Your dreams won’t happen the way you expect them to. It’s a truth I’ve come to realize. A large part of life is being open to opportunities and following the threads to see where they lead. And this is where positive affirmation actually is a very good thing. It’s true, we do shape our own realities. If we think negatively and only lament over our current situation (finances, relationships, work, etc…) then we close ourselves off to seeing the opportunities that could change it. It’s not that the opportunities aren’t there or that they magically manifest out of thin air if we start thinking positively. They are always there, but if we are too preoccupied with our frustrations, we simply won’t see them. When we set positive affirmations (I will turn my financial situation around, I will get an agent, I will get 100 followers on Medium — Lord knows, I see that intention on here a lot), we open ourselves up to seeing the opportunities that could lead to those outcomes.
And the truth of it all? You’ll rarely notice when it actually does come to fruition. Since I was 13, I had dreamed of doing a professional Dean Martin & Jerry Lewis tribute act. It took years of performing for hundreds of seniors, bombing in front of 200 people, touring the US with a show to finally land the incredible concert I ended up doing for over three years and 100 performances. I barely noticed when it all happened. One day, I just took a step back and thought “Wow…it’s exactly what I wanted!” It didn’t come out of thin air. It came out of picturing, dreaming it, but then applying hard, concrete, determined action. Years of it. When I decided I wanted to focus more on speaking, within a month I booked two gigs and an emcee engagement, and a TEDx talk in 2020. It wasn’t magic. It took hard, strategic platform building of my website and online presence.

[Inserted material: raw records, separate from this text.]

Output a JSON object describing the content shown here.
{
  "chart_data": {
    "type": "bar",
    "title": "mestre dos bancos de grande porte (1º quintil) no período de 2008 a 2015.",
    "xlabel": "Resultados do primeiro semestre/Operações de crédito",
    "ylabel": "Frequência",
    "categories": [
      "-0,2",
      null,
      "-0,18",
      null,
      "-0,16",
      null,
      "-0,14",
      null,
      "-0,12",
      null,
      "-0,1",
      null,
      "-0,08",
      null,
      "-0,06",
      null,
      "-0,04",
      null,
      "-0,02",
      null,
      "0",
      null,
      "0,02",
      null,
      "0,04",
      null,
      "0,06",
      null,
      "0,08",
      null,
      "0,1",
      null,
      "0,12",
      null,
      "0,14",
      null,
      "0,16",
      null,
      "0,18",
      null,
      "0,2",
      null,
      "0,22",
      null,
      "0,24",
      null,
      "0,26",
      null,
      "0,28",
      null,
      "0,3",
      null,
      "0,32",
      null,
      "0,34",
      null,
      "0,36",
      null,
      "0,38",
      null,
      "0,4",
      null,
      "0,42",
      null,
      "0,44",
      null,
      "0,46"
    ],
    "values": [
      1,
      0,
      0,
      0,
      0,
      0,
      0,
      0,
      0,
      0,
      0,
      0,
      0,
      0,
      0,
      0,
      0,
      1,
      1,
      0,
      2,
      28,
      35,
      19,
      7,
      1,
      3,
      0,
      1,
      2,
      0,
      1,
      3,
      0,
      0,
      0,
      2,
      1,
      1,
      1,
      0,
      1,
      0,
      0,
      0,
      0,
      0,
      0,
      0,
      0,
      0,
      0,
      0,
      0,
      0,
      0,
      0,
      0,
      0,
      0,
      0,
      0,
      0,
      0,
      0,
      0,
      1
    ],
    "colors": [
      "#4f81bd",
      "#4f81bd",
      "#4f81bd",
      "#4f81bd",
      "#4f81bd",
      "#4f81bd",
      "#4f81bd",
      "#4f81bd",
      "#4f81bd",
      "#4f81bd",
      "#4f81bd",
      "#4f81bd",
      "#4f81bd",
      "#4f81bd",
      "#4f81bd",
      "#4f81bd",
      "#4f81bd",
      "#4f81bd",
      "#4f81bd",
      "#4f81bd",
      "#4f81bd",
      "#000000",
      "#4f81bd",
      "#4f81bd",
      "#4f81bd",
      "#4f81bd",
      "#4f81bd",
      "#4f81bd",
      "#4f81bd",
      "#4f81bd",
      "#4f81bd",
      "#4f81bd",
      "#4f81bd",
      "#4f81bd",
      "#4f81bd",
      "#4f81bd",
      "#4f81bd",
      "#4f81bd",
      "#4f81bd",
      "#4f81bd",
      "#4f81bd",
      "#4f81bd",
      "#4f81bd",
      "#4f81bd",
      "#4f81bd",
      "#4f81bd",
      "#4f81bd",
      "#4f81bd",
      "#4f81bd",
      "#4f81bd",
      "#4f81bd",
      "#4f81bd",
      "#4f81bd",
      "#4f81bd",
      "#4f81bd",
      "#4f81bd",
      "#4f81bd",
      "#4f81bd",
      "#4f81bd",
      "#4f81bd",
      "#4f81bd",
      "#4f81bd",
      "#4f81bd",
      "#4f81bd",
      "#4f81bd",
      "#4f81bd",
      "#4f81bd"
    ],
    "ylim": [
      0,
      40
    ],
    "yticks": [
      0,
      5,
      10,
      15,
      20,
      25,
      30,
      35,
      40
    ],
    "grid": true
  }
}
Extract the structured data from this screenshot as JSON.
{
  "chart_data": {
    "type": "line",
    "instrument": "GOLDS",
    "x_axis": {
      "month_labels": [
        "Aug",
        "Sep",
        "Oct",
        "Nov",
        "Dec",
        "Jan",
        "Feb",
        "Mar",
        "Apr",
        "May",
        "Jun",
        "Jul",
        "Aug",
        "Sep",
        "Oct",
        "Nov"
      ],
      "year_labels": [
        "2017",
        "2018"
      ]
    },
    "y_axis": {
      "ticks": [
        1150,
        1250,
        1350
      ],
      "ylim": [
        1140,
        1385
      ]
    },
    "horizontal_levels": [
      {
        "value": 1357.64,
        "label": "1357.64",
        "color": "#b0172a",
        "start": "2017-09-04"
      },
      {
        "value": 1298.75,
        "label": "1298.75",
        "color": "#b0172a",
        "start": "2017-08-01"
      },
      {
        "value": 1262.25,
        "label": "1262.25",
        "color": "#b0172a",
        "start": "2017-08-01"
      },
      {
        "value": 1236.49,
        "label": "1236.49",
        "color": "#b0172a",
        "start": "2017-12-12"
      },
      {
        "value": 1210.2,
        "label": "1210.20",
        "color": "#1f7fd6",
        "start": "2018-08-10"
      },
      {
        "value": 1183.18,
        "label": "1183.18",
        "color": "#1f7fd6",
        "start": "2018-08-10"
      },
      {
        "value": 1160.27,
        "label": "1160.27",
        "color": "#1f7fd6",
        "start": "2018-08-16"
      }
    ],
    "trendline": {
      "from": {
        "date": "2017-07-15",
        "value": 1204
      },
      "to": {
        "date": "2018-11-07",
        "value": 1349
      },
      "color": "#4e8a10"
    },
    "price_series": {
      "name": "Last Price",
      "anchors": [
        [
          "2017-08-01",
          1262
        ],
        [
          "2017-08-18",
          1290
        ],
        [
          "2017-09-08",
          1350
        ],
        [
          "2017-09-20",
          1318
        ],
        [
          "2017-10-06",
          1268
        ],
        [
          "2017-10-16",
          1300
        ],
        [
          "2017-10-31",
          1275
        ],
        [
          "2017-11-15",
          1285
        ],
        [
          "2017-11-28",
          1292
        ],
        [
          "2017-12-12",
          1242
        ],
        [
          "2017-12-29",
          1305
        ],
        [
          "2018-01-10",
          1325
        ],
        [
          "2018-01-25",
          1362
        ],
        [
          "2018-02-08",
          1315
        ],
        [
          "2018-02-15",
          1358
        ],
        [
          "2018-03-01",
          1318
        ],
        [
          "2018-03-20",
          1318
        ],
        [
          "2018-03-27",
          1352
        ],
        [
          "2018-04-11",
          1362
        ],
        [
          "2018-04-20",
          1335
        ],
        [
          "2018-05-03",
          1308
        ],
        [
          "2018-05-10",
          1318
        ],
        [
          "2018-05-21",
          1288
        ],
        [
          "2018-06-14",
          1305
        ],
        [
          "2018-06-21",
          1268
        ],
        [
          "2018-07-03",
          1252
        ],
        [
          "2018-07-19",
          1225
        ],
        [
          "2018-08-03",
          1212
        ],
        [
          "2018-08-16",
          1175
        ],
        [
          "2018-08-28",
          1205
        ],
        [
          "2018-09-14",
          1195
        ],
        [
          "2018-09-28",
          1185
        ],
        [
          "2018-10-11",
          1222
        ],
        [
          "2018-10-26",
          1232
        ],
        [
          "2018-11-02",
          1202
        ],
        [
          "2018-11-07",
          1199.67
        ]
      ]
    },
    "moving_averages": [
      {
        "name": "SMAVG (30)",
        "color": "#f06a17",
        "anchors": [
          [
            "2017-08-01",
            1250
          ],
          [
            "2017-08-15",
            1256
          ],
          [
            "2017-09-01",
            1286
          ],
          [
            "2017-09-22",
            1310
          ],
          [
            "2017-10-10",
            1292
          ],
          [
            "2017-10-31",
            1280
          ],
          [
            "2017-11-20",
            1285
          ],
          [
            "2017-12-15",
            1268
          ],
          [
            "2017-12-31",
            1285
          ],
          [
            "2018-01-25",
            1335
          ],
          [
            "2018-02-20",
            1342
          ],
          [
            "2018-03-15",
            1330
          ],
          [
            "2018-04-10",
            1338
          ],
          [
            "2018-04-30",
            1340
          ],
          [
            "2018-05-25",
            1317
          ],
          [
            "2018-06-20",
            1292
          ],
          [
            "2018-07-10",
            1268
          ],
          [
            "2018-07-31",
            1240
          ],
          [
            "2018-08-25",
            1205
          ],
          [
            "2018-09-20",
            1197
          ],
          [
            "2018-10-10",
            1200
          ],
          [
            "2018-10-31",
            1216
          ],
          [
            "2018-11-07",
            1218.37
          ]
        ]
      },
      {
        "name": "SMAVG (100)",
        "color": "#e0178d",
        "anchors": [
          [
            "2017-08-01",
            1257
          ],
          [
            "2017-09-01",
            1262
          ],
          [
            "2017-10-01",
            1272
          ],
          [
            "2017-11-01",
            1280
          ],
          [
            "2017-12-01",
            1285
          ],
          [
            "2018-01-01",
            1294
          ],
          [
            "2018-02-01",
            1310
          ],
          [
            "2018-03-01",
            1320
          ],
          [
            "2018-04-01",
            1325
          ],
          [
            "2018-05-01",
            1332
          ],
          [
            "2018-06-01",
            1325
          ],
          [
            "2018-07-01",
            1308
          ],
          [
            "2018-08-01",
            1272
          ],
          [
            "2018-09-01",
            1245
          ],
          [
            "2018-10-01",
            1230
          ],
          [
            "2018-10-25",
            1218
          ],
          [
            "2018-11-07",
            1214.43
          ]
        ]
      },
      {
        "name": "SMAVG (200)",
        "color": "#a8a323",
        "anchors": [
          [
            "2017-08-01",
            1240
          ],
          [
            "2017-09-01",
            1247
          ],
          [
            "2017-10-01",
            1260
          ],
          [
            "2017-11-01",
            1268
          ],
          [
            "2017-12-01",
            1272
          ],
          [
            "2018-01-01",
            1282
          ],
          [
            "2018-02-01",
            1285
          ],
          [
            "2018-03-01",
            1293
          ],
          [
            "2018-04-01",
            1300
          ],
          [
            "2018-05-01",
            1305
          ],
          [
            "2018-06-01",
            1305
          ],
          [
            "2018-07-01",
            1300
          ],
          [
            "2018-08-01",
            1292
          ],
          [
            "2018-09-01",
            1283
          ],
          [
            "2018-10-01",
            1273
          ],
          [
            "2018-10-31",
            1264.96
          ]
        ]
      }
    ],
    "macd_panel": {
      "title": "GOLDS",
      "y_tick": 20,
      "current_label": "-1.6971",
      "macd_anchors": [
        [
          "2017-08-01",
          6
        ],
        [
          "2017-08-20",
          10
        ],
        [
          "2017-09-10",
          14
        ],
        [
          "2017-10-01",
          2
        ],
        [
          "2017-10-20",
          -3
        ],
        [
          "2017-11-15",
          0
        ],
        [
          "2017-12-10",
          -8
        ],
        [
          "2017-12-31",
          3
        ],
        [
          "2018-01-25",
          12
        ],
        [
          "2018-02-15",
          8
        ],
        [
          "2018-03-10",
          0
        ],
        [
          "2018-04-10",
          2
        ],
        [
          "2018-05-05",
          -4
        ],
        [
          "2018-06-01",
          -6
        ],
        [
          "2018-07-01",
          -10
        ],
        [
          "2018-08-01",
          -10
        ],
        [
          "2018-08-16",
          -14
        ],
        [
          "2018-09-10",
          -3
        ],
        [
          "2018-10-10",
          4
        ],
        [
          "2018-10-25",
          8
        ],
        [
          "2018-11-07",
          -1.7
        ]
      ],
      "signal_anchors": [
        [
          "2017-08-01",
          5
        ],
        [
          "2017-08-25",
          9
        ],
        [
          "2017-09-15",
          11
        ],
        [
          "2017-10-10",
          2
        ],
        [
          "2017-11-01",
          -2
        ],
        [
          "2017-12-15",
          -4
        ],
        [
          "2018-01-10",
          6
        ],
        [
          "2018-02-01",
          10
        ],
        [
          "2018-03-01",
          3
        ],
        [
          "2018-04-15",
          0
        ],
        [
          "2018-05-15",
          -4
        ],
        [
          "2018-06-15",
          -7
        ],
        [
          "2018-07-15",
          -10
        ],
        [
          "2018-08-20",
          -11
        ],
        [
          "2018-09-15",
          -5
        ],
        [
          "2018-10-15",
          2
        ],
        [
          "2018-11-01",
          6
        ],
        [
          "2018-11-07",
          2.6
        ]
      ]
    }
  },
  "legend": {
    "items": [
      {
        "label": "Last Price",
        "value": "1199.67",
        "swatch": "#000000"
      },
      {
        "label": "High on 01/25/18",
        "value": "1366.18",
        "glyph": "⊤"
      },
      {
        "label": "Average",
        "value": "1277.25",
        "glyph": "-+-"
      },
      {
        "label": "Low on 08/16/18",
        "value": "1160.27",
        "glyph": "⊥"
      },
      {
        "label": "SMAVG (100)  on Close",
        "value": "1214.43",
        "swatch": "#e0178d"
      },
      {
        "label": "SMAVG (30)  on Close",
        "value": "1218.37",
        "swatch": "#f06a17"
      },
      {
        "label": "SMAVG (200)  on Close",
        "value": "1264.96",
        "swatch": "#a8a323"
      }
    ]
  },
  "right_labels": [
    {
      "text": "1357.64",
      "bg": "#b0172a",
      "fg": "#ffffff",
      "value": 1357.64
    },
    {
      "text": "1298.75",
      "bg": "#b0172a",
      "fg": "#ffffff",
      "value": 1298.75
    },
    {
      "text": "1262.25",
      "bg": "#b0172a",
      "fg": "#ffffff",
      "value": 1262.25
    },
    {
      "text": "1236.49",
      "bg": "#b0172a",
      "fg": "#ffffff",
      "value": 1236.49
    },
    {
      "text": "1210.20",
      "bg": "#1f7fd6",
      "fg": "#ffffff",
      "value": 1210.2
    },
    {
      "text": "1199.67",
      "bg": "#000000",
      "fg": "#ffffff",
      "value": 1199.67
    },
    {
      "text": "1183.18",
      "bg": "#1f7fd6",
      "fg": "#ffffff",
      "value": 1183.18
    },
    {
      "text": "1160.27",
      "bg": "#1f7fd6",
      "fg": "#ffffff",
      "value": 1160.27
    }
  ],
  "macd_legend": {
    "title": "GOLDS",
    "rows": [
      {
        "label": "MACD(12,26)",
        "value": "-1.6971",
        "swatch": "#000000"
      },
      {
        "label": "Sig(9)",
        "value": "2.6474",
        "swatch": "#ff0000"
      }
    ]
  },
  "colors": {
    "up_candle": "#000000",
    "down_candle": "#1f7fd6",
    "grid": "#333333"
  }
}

Forget The Secret. It’s problematic at best. Don’t even call it The Law of Attraction if that’s too ‘New Age’ for you. Do use affirmations. Do set intentions. But combine them with a steady, unprecedented work ethic. Do that and you will see the desired results, not necessarily in the way you expect or the timeline you want, but in a way that will make sense and matter in the end.
You shouldn’t want things to happen to you automatically. That takes the story out of your journey. Things will happen if you set your mind to them, if you articulate concrete goals, visualize them, and then apply the appropriate action. When you step back and look at it all, it will feel like magic. It will feel like magic in a way The Secret could never properly articulate.